Hard to say without more details, but those graphs look very similar to nproc numbers of goroutines interacting with the Linux-of-the-time's CFS CPU scheduler. I've seen significant to entire improvement to latency graphs simply by setting GOMAXPROC to account for the CFS behavior. Unfortunately the blog post doesn't even make a passing mention to this.
Anecdotally, the main slowdown we saw of Go code running in Kubernetes at my previous job was not "GC stalls", but "CFS throttling". By default[1], the runtime will set GOMACSPROCS to the number of cores on the machine, not the CPU allocation for the cgroup that the container runs in. When you hand out 1 core, on a 96-core machine, bad things happen. Well, you end up with a non-smooth progress. Setting GOMACPROCS to ceil(cpu allocation) alleviated a LOT of problems
Similar problems with certain versions of Java and C#[1]. Java was exacerbated by a tendency for Java to make everything wake up in certain situations, so you could get to a point where the runtime was dominated by CFS throttling, with occasional work being done.
I did some experiments with a roughly 100 Hz increment of a prometheus counter metric, and with a GOMAXPROCS of 1, the rate was steady at ~100 Hz down to a CPU allocation of about 520 millicores, then dropping off (~80 Hz down to about 410 millicores, ~60 hz down to about 305 millicores, then I stopped doing test runs).
[1] This MAY have changed, this was a while and multiple versions of the compiler/runtime ago. I know that C# had a runtime release sometime in 2020 that should've improved things and I think Java now also does the right thing when in a cgroup.
AFAIK, it hasn't changed, this exact situation with cgroups is still something I have to tell fellow developers about. Some of them have started using [automaxprocs] to automatically detect and set.

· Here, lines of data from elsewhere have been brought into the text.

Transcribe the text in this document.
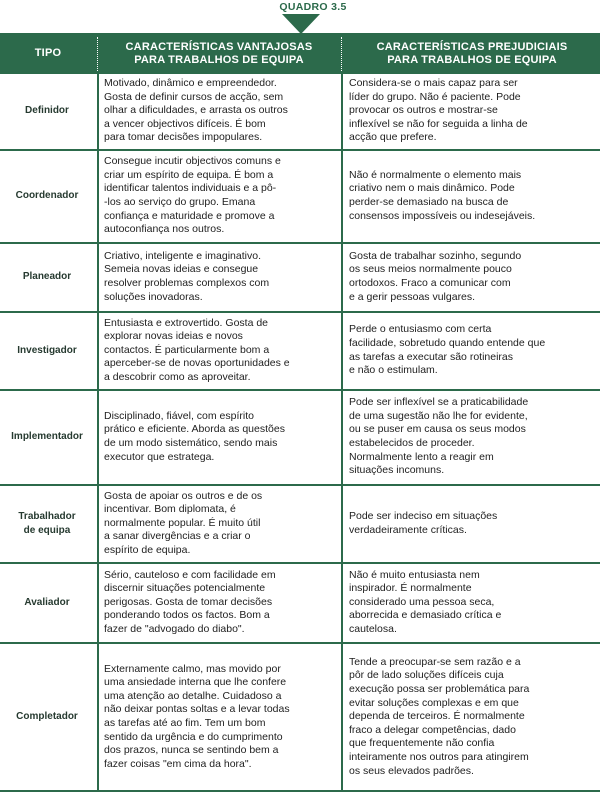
QUADRO 3.5
TIPO
CARACTERÍSTICAS VANTAJOSAS
PARA TRABALHOS DE EQUIPA
CARACTERÍSTICAS PREJUDICIAIS
PARA TRABALHOS DE EQUIPA
Definidor
Motivado, dinâmico e empreendedor.
Gosta de definir cursos de acção, sem
olhar a dificuldades, e arrasta os outros
a vencer objectivos difíceis. É bom
para tomar decisões impopulares.
Considera-se o mais capaz para ser
líder do grupo. Não é paciente. Pode
provocar os outros e mostrar-se
inflexível se não for seguida a linha de
acção que prefere.
Coordenador
Consegue incutir objectivos comuns e
criar um espírito de equipa. É bom a
identificar talentos individuais e a pô-
-los ao serviço do grupo. Emana
confiança e maturidade e promove a
autoconfiança nos outros.
Não é normalmente o elemento mais
criativo nem o mais dinâmico. Pode
perder-se demasiado na busca de
consensos impossíveis ou indesejáveis.
Planeador
Criativo, inteligente e imaginativo.
Semeia novas ideias e consegue
resolver problemas complexos com
soluções inovadoras.
Gosta de trabalhar sozinho, segundo
os seus meios normalmente pouco
ortodoxos. Fraco a comunicar com
e a gerir pessoas vulgares.
Investigador
Entusiasta e extrovertido. Gosta de
explorar novas ideias e novos
contactos. É particularmente bom a
aperceber-se de novas oportunidades e
a descobrir como as aproveitar.
Perde o entusiasmo com certa
facilidade, sobretudo quando entende que
as tarefas a executar são rotineiras
e não o estimulam.
Implementador
Disciplinado, fiável, com espírito
prático e eficiente. Aborda as questões
de um modo sistemático, sendo mais
executor que estratega.
Pode ser inflexível se a praticabilidade
de uma sugestão não lhe for evidente,
ou se puser em causa os seus modos
estabelecidos de proceder.
Normalmente lento a reagir em
situações incomuns.
Trabalhador
de equipa
Gosta de apoiar os outros e de os
incentivar. Bom diplomata, é
normalmente popular. É muito útil
a sanar divergências e a criar o
espírito de equipa.
Pode ser indeciso em situações
verdadeiramente críticas.
Avaliador
Sério, cauteloso e com facilidade em
discernir situações potencialmente
perigosas. Gosta de tomar decisões
ponderando todos os factos. Bom a
fazer de "advogado do diabo".
Não é muito entusiasta nem
inspirador. É normalmente
considerado uma pessoa seca,
aborrecida e demasiado crítica e
cautelosa.
Completador
Externamente calmo, mas movido por
uma ansiedade interna que lhe confere
uma atenção ao detalhe. Cuidadoso a
não deixar pontas soltas e a levar todas
as tarefas até ao fim. Tem um bom
sentido da urgência e do cumprimento
dos prazos, nunca se sentindo bem a
fazer coisas "em cima da hora".
Tende a preocupar-se sem razão e a
pôr de lado soluções difíceis cuja
execução possa ser problemática para
evitar soluções complexas e em que
dependa de terceiros. É normalmente
fraco a delegar competências, dado
que frequentemente não confia
inteiramente nos outros para atingirem
os seus elevados padrões.
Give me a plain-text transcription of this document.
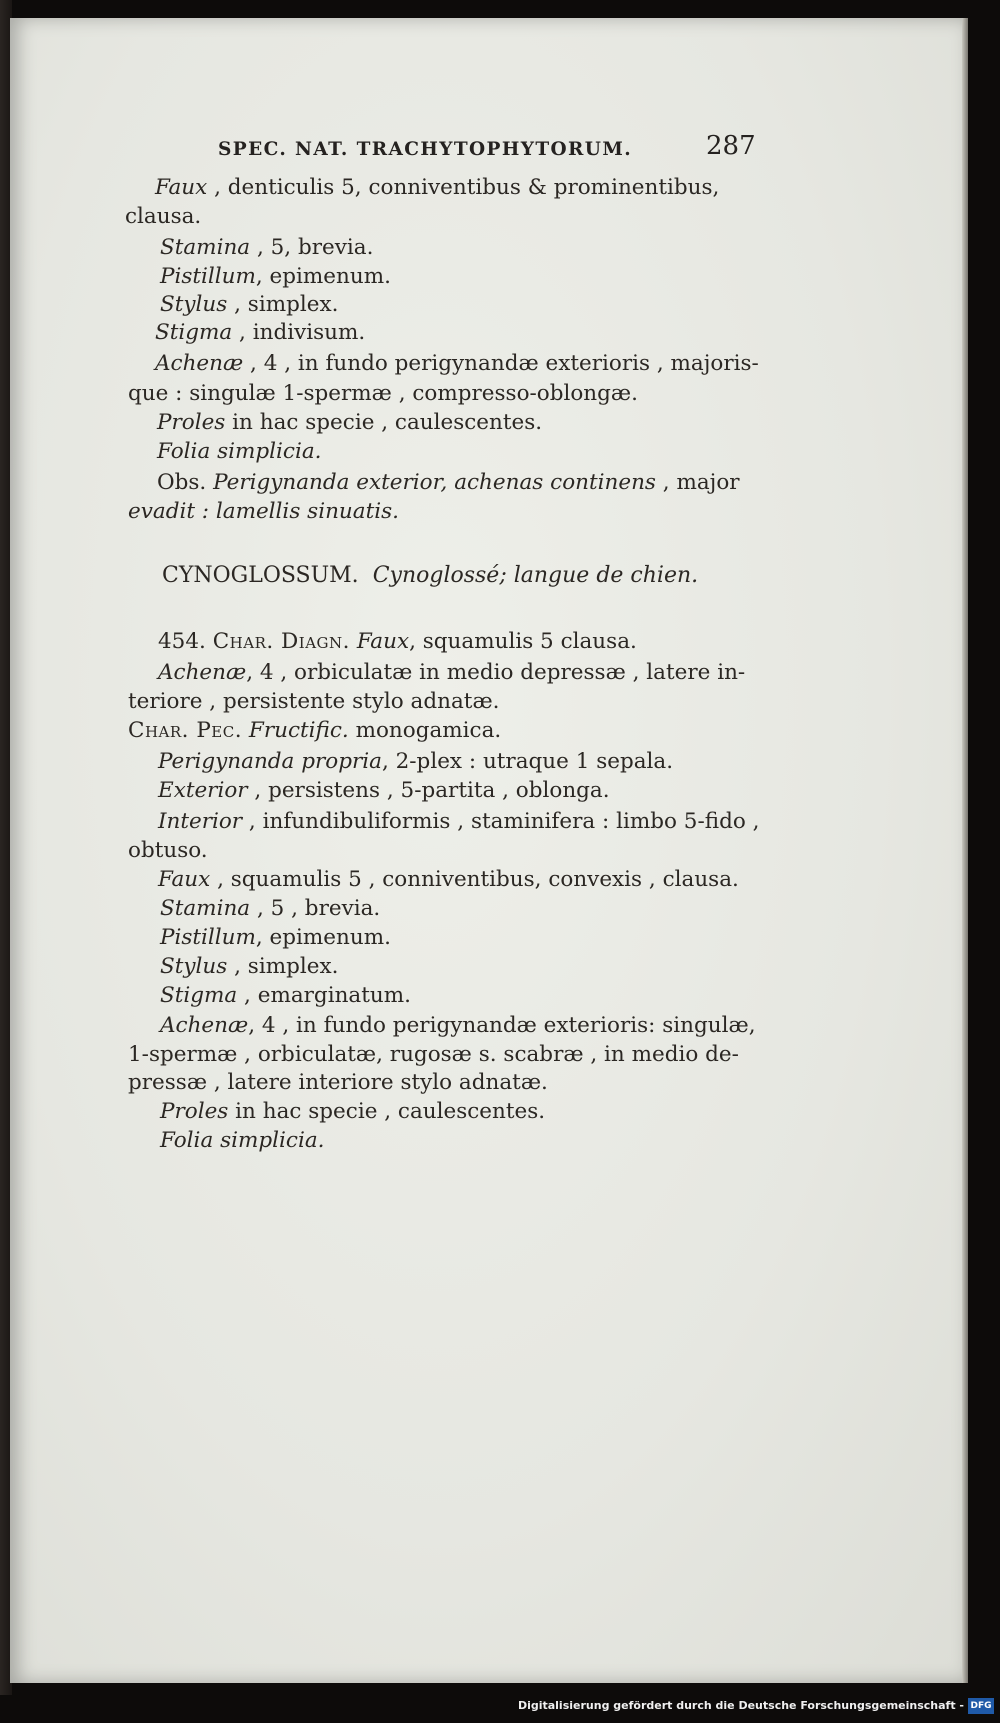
SPEC. NAT. TRACHYTOPHYTORUM.	287
Faux , denticulis 5, conniventibus & prominentibus,
clausa.
Stamina , 5, brevia.
Pistillum, epimenum.
Stylus , simplex.
Stigma , indivisum.
Achenæ , 4 , in fundo perigynandæ exterioris , majoris-
que : singulæ 1-spermæ , compresso-oblongæ.
Proles in hac specie , caulescentes.
Folia simplicia.
Obs. Perigynanda exterior, achenas continens , major
evadit : lamellis sinuatis.
CYNOGLOSSUM. Cynoglossé; langue de chien.
454. Char. Diagn. Faux, squamulis 5 clausa.
Achenæ, 4 , orbiculatæ in medio depressæ , latere in-
teriore , persistente stylo adnatæ.
Char. Pec. Fructific. monogamica.
Perigynanda propria, 2-plex : utraque 1 sepala.
Exterior , persistens , 5-partita , oblonga.
Interior , infundibuliformis , staminifera : limbo 5-fido ,
obtuso.
Faux , squamulis 5 , conniventibus, convexis , clausa.
Stamina , 5 , brevia.
Pistillum, epimenum.
Stylus , simplex.
Stigma , emarginatum.
Achenæ, 4 , in fundo perigynandæ exterioris: singulæ,
1-spermæ , orbiculatæ, rugosæ s. scabræ , in medio de-
pressæ , latere interiore stylo adnatæ.
Proles in hac specie , caulescentes.
Folia simplicia.
Digitalisierung gefördert durch die Deutsche Forschungsgemeinschaft - DFG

Ah, note, said program also had one goroutine trying the stupidest-possible way of finidng primes in one goroutine (then not actyakly doing anything with the found primes, apart from appending them to a slice). It literally trial-divided (well, modded) all numbers between 2 and isqrt(n) to see if it was a multiple. Not designed to be clever, explicitly designed to suck about one core.